Slivers of pork rib meat ($28.95) come marinated in a spicy sauce, with a satisfying char developed over hot coals. Servers cook the other meats on a cast iron grill on the table in front of you, complete with a powerful vent that keeps your clothes from absorbing the smoke. One of Don Blanc’s specialties is beef intestine, tender and chewy and available in three sizes. The restaurant is located right next to the subway, so you dont have to walk too far to get to the restaurant.

An Oakland deli serving artisanal tofu and Korean banchan with a California touch. Check the boxes to filter by dining features or click on the images to get info on each restaurant. Postmates.com needs to review the security of your connection before proceeding.

This campus has implemented a number of environmental sustainability programs. Purified water is dispensed in the break rooms cowboss silversmith to minimize plastic water bottles. The goal is to have 95% of all food be sourced locally for a low carbon food footprint.

Like any good bao, the sweet rice flour dough is chewy, tender and satisfying to rip with your teeth. The classic ($4.95) is vegan, made with a mixture of brown sugar, cinnamon and sunflower seeds that melt into a sweet and earthy syrup on the grill.

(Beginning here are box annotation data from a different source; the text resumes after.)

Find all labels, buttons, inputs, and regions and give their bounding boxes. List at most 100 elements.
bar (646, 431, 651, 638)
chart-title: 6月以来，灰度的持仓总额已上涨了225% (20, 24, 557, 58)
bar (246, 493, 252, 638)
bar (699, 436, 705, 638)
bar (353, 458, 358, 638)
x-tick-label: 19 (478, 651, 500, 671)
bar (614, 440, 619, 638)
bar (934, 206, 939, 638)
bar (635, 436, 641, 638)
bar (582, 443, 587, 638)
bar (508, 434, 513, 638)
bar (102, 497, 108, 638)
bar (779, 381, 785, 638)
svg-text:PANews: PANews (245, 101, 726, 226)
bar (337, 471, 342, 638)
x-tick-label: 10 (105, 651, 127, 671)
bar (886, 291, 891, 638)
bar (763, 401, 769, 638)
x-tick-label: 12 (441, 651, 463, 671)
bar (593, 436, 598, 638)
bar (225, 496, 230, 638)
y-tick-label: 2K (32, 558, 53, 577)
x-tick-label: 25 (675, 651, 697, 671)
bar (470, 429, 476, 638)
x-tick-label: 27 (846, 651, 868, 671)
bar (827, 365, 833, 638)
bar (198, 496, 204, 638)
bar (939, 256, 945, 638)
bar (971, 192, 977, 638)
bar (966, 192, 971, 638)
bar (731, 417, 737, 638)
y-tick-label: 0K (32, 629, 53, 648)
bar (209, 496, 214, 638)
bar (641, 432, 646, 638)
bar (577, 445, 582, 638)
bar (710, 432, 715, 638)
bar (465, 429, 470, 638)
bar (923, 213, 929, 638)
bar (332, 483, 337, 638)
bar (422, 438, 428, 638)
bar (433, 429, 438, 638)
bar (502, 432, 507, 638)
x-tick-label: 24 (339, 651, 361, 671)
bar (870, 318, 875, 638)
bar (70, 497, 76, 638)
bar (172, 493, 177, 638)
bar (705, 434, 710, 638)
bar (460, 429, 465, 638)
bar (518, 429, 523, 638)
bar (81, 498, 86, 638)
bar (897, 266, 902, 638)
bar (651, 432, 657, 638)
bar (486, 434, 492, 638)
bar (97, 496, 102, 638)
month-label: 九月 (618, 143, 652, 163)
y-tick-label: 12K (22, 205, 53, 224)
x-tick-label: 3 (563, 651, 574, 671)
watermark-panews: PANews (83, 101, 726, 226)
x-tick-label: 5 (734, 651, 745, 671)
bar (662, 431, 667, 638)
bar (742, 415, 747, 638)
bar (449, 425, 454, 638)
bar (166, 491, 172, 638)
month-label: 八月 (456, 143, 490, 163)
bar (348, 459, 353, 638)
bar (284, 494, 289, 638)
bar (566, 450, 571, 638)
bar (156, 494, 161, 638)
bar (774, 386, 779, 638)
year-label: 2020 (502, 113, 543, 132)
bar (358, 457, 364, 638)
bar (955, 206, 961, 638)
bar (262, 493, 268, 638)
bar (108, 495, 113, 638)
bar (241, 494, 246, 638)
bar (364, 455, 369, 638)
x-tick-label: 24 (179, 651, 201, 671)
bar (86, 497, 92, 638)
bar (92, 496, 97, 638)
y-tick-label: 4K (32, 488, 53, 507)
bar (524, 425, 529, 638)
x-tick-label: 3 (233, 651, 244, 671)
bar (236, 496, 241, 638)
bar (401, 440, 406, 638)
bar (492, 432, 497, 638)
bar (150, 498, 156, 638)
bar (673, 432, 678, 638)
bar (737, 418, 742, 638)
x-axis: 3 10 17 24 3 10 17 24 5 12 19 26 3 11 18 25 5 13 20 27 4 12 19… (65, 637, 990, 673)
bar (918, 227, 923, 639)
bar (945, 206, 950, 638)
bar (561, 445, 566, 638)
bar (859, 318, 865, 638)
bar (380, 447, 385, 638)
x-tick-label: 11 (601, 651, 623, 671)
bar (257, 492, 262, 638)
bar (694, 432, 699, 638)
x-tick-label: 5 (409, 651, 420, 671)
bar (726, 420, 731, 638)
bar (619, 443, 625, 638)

I also loved the Yee Katsu ($6.95), a gooey chicken and cheese version that gets a tangy snap from generous amounts of Japanese Worcestershire sauce in the mix.

It’s very popular with tourists, and there is a line that stretches from the door all the way to the entrance. The restaurant is located inside the Daegu South City Plaza, so it’s located right next to the subway, so you don’t have to walk very far to get to the restaurant. The price of the meal is very reasonable, and the service is excellent. While this restaurant is not on my list of must-visit restaurants in Seoul, I can definitely recommend a meal at this restaurant. They have a full menu, they do takeout, and they have a very reasonable bar menu that is probably worth trying.